Par quatre mémoires, enregistrés les 17 février, 10 mai, 29 juillet et 11 septembre 2020, la Nouvelle-Calédonie conclut au non-lieu à statuer et au rejet de la requête.
Elle soutient que le recours étant privé de son objet, dès lors que l’arrêté contesté a fait l’objet d’une annulation par un jugement n° 1900450 du 28 mai 2020, il n’y a plus lieu de statuer et qu’aucun des moyens de la requête n’est fondé.
Vu les autres pièces du dossier ;
Vu :
- la loi organique n° 99-209 du 19 mars 1999 modifiée et la loi n° 99-210 du 19 mars 1999, relatives à la Nouvelle-Calédonie ;
N° 1900459 3
- le décret du 16 mai 1938 réglementant l’expropriation pour cause d’utilité publique en Nouvelle-Calédonie ;
- le code minier de la Nouvelle-Calédonie ;
- la délibération modifiée n° 105 du 9 août 1968 réglementant le régime et la lutte contre la pollution des eaux en Nouvelle-Calédonie ;
– la délibération n° 1-92/APS de l’assemblée de la province Sud du 17 janvier 1992 ;
- l’arrêté n° 2010/275 du 29 octobre 2010 relatif à l’autorisation de captage d’une partie des eaux de la source (…) et de la rivière (…), lieu-dit (…), commune de (…) pour l’alimentation en eau potable de la population par la mairie de (…) ;
- l’arrêté n° 2015-193/PN du 4 mai 2015 autorisant l’exploitation du site minier Suivant- Bienvenue, sis sur le massif de Bogota, sur la commune de (…), par la société Nickel Mining Company NMC ;
- l’arrêté n° 2018-2559/GNC du 23 octobre 2018 portant ouverture d’une enquête administrative préalable à la déclaration d’utilité publique des périmètres de protection des eaux autour des captages d'(…) sur la commune de (…) ;
- le code de justice administrative dans sa version applicable en Nouvelle-Calédonie.
Les parties ayant été régulièrement averties du jour de l’audience.

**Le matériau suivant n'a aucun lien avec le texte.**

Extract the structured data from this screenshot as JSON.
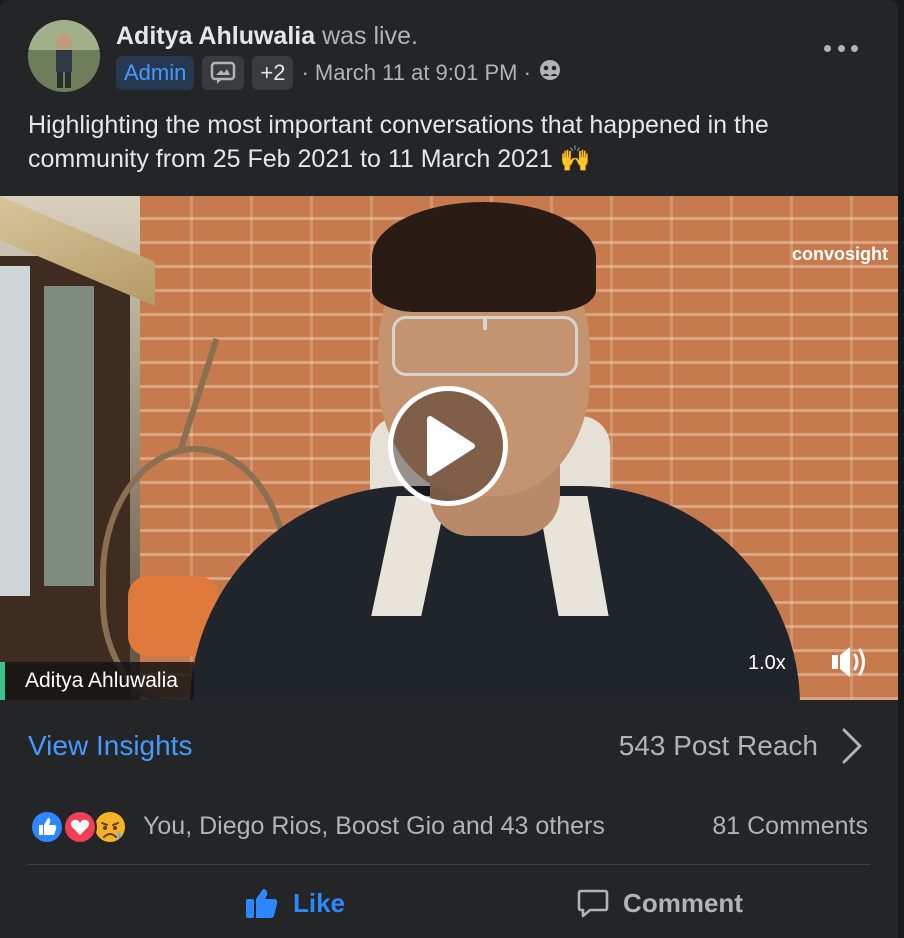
{
  "post": {
    "author": "Aditya Ahluwalia",
    "author_suffix": "was live.",
    "badge_admin": "Admin",
    "badge_more": "+2",
    "timestamp": "· March 11 at 9:01 PM ·",
    "privacy_icon": "group-privacy-icon",
    "text": "Highlighting the most important conversations that happened in the community from 25 Feb 2021 to 11 March 2021 🙌"
  },
  "video": {
    "watermark": "convosight",
    "name_tag": "Aditya Ahluwalia",
    "speed": "1.0x",
    "play_icon": "play-icon",
    "volume_icon": "volume-icon"
  },
  "insights": {
    "link": "View Insights",
    "reach": "543 Post Reach"
  },
  "reactions": {
    "icons": [
      "like-reaction-icon",
      "love-reaction-icon",
      "sad-reaction-icon"
    ],
    "names": "You, Diego Rios, Boost Gio and 43 others",
    "comments": "81 Comments"
  },
  "actions": {
    "like": "Like",
    "comment": "Comment"
  },
  "colors": {
    "background": "#242526",
    "link_blue": "#4599ff",
    "like_blue": "#2d88ff",
    "secondary_text": "#b0b3b8"
  }
}
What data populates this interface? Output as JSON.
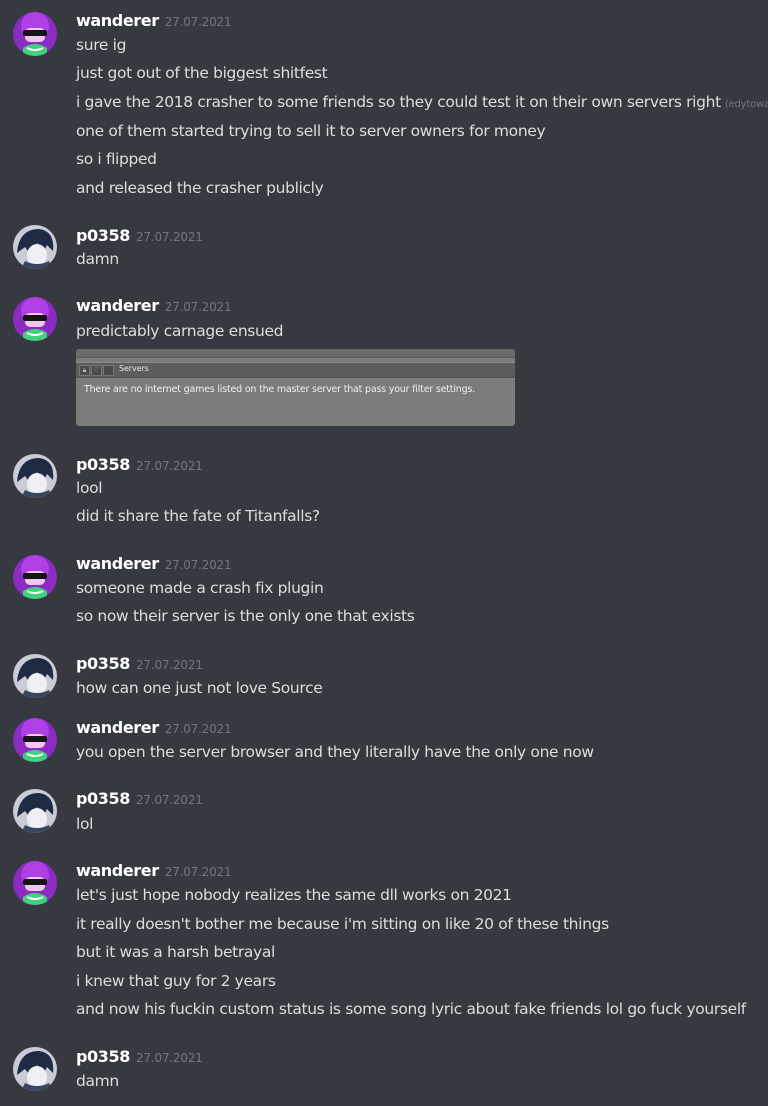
{
  "users": {
    "wanderer": {
      "name": "wanderer",
      "avatar": "purple-haired-sunglasses-avatar"
    },
    "p0358": {
      "name": "p0358",
      "avatar": "dark-haired-anime-avatar"
    }
  },
  "groups": [
    {
      "author": "wanderer",
      "timestamp": "27.07.2021",
      "messages": [
        {
          "text": "sure ig"
        },
        {
          "text": "just got out of the biggest shitfest"
        },
        {
          "text": "i gave the 2018 crasher to some friends so they could test it on their own servers right",
          "edited": "(edytowane)"
        },
        {
          "text": "one of them started trying to sell it to server owners for money"
        },
        {
          "text": "so i flipped"
        },
        {
          "text": "and released the crasher publicly"
        }
      ]
    },
    {
      "author": "p0358",
      "timestamp": "27.07.2021",
      "messages": [
        {
          "text": "damn"
        }
      ]
    },
    {
      "author": "wanderer",
      "timestamp": "27.07.2021",
      "messages": [
        {
          "text": "predictably carnage ensued"
        }
      ],
      "attachment": {
        "window_title": "Servers",
        "body_text": "There are no internet games listed on the master server that pass your filter settings."
      }
    },
    {
      "author": "p0358",
      "timestamp": "27.07.2021",
      "messages": [
        {
          "text": "lool"
        },
        {
          "text": "did it share the fate of Titanfalls?"
        }
      ]
    },
    {
      "author": "wanderer",
      "timestamp": "27.07.2021",
      "messages": [
        {
          "text": "someone made a crash fix plugin"
        },
        {
          "text": "so now their server is the only one that exists"
        }
      ]
    },
    {
      "author": "p0358",
      "timestamp": "27.07.2021",
      "messages": [
        {
          "text": "how can one just not love Source"
        }
      ]
    },
    {
      "author": "wanderer",
      "timestamp": "27.07.2021",
      "messages": [
        {
          "text": "you open the server browser and they literally have the only one now"
        }
      ]
    },
    {
      "author": "p0358",
      "timestamp": "27.07.2021",
      "messages": [
        {
          "text": "lol"
        }
      ]
    },
    {
      "author": "wanderer",
      "timestamp": "27.07.2021",
      "messages": [
        {
          "text": "let's just hope nobody realizes the same dll works on 2021"
        },
        {
          "text": "it really doesn't bother me because i'm sitting on like 20 of these things"
        },
        {
          "text": "but it was a harsh betrayal"
        },
        {
          "text": "i knew that guy for 2 years"
        },
        {
          "text": "and now his fuckin custom status is some song lyric about fake friends lol go fuck yourself"
        }
      ]
    },
    {
      "author": "p0358",
      "timestamp": "27.07.2021",
      "messages": [
        {
          "text": "damn"
        }
      ]
    }
  ],
  "colors": {
    "background": "#36393f",
    "username": "#ffffff",
    "timestamp": "#72767d",
    "message_text": "#dcddde",
    "wanderer_avatar": "#9b2fd1",
    "p0358_avatar": "#2d3a52"
  }
}
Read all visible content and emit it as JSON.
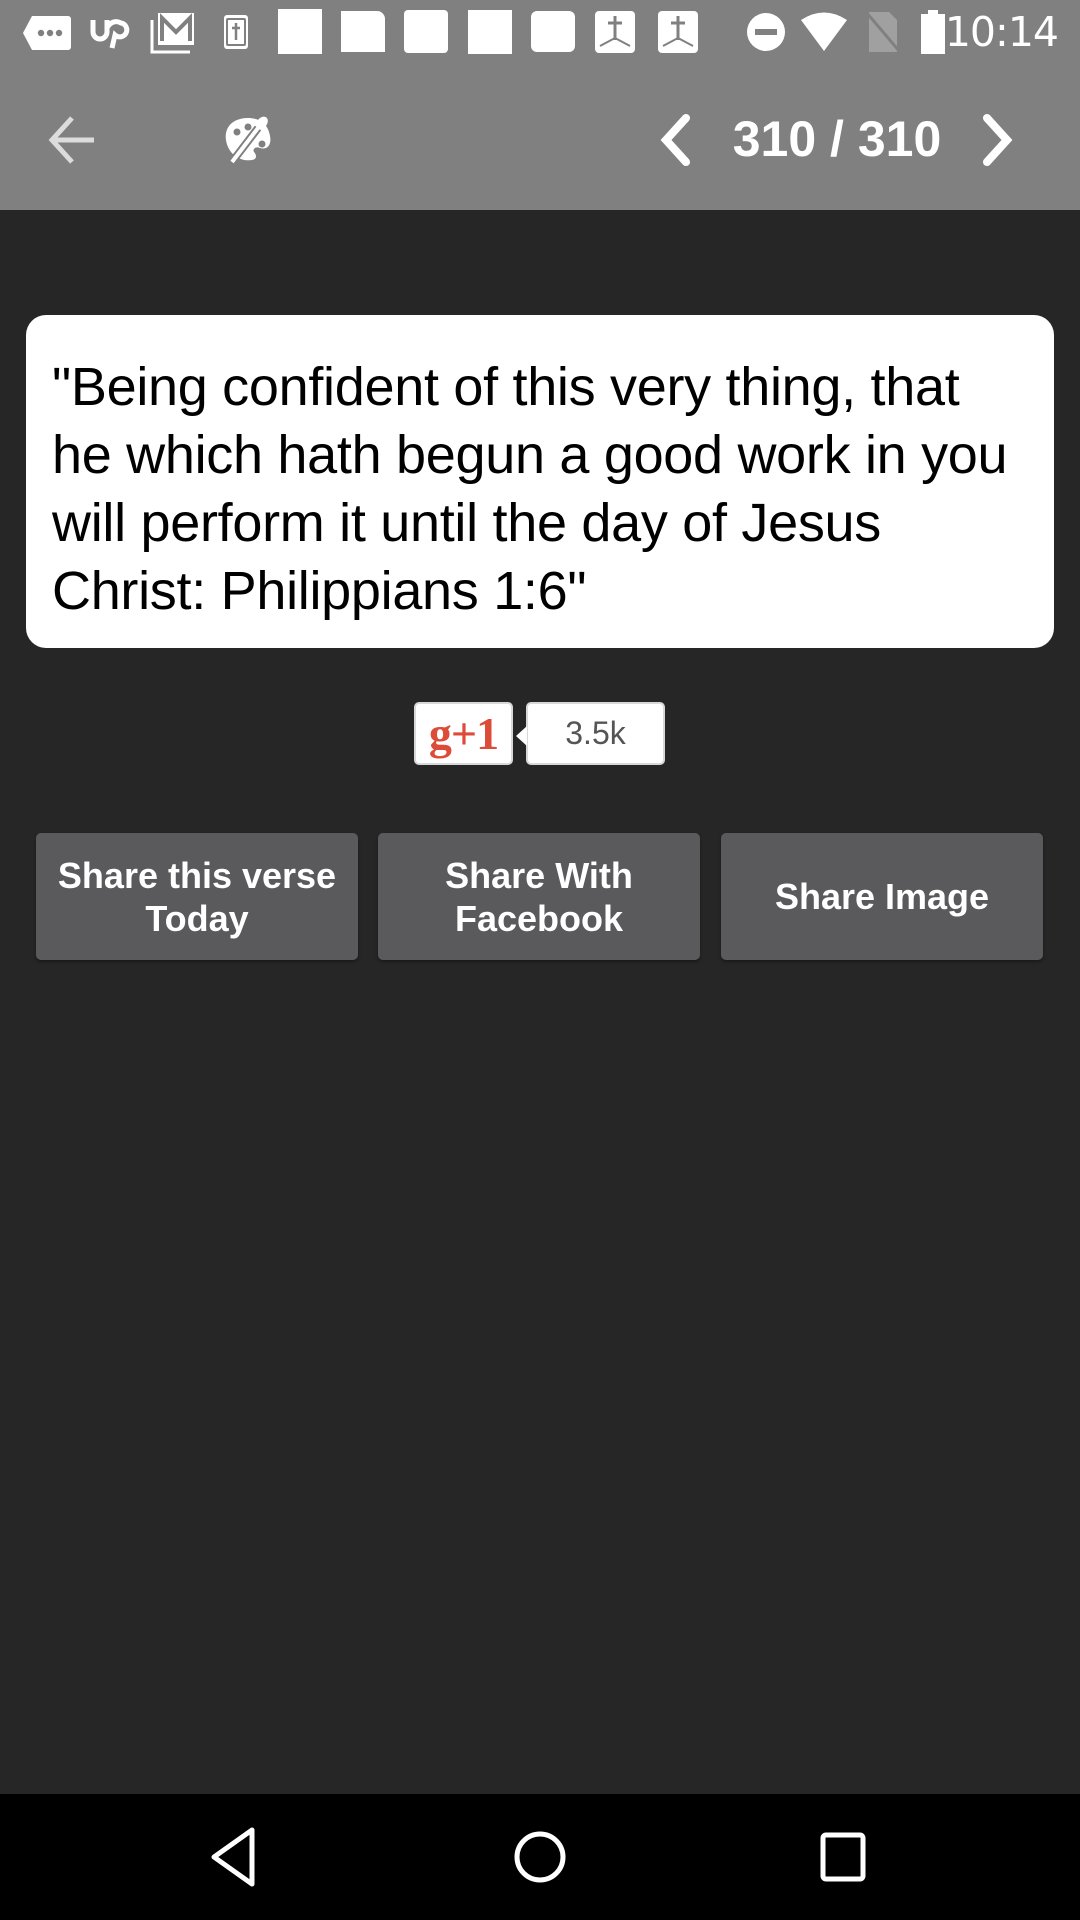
{
  "status_bar": {
    "time": "10:14",
    "left_icons": [
      "messaging-icon",
      "upwork-icon",
      "gmail-icon",
      "bible-app-icon",
      "blank-notification-icon",
      "blank-notification-icon",
      "blank-notification-icon",
      "blank-notification-icon",
      "blank-notification-icon",
      "bible-cross-icon",
      "bible-cross-icon"
    ],
    "right_icons": [
      "do-not-disturb-icon",
      "wifi-icon",
      "no-sim-icon",
      "battery-icon"
    ]
  },
  "header": {
    "back_icon": "arrow-left-icon",
    "theme_icon": "palette-icon",
    "prev_icon": "chevron-left-icon",
    "next_icon": "chevron-right-icon",
    "current_page": "310",
    "total_pages": "310",
    "page_counter": "310 / 310"
  },
  "verse": {
    "text": "\"Being confident of this very thing, that he which hath begun a good work in you will perform it until the day of Jesus Christ: Philippians 1:6\""
  },
  "gplus": {
    "label": "g+1",
    "count": "3.5k",
    "brand_color": "#dd4b39"
  },
  "share_buttons": [
    {
      "label_line1": "Share this verse",
      "label_line2": "Today"
    },
    {
      "label_line1": "Share With",
      "label_line2": "Facebook"
    },
    {
      "label_line1": "Share Image",
      "label_line2": ""
    }
  ],
  "nav_bar": {
    "back_icon": "nav-back-icon",
    "home_icon": "nav-home-icon",
    "recents_icon": "nav-recents-icon"
  },
  "colors": {
    "header_bg": "#808080",
    "body_bg": "#262626",
    "button_bg": "#5a5a5c",
    "card_bg": "#ffffff"
  }
}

Ont été entendus au cours de l’audience publique :
- le rapport de M. Pilven, rapporteur ;
- les conclusions de Mme Peuvrel, rapporteur public
- et les observations de Me Fraigne, du cabinet d’avocat D&S Legal, avocat de la société Nickel Minning Company.
Considérant ce qui suit :
1. La commune de (…) a demandé, en mai 2007, à la Nouvelle-Calédonie la mise en place de périmètres de protection autour de points de captage de l’eau destinée à l’alimentation en eau potable de la commune. Une première étude a été menée fin 2008 et en 2010 puis la procédure d’enquête a été suspendue. Par un arrêté du 23 octobre 2018, le gouvernement de la Nouvelle- Calédonie a décidé l’ouverture d’une enquête administrative préalable à la déclaration d’utilité publique de périmètres de protection des eaux autour de huit lieux de captages sur la commune de (…). L’enquête administrative s’est déroulée du 13 au 26 novembre 2018 et le commissaire enquêteur a émis un avis favorable sans réserves le 29 novembre 2018 à l’établissement des périmètres de protection. Les périmètres de protection ont été déclarés d’utilité publique par arrêtés du gouvernement du 14 mai 2019, dont l’arrêté n° 2019-1481/GNC attaqué qui prescrit l’instauration de périmètres de protection immédiate, rapprochée et éloignée autour des captages de Medu-Nickelor. La société requérante a formé le 21 juillet 2019 un recours gracieux à l’encontre de cet arrêté qui fait l’objet d’une décision de refus implicite.
N° 1900459 4
Sur le non-lieu à statuer :
2. L’arrêté contesté a été annulé par un jugement n° 1900450 du tribunal administratif du 28 mai 2020, qui n’est toutefois pas devenu définitif, dès lors qu’un appel a été formé dans le délai de recours. Dès lors, la demande présentée par la société Nickel Mining Company n’est pas devenue sans objet.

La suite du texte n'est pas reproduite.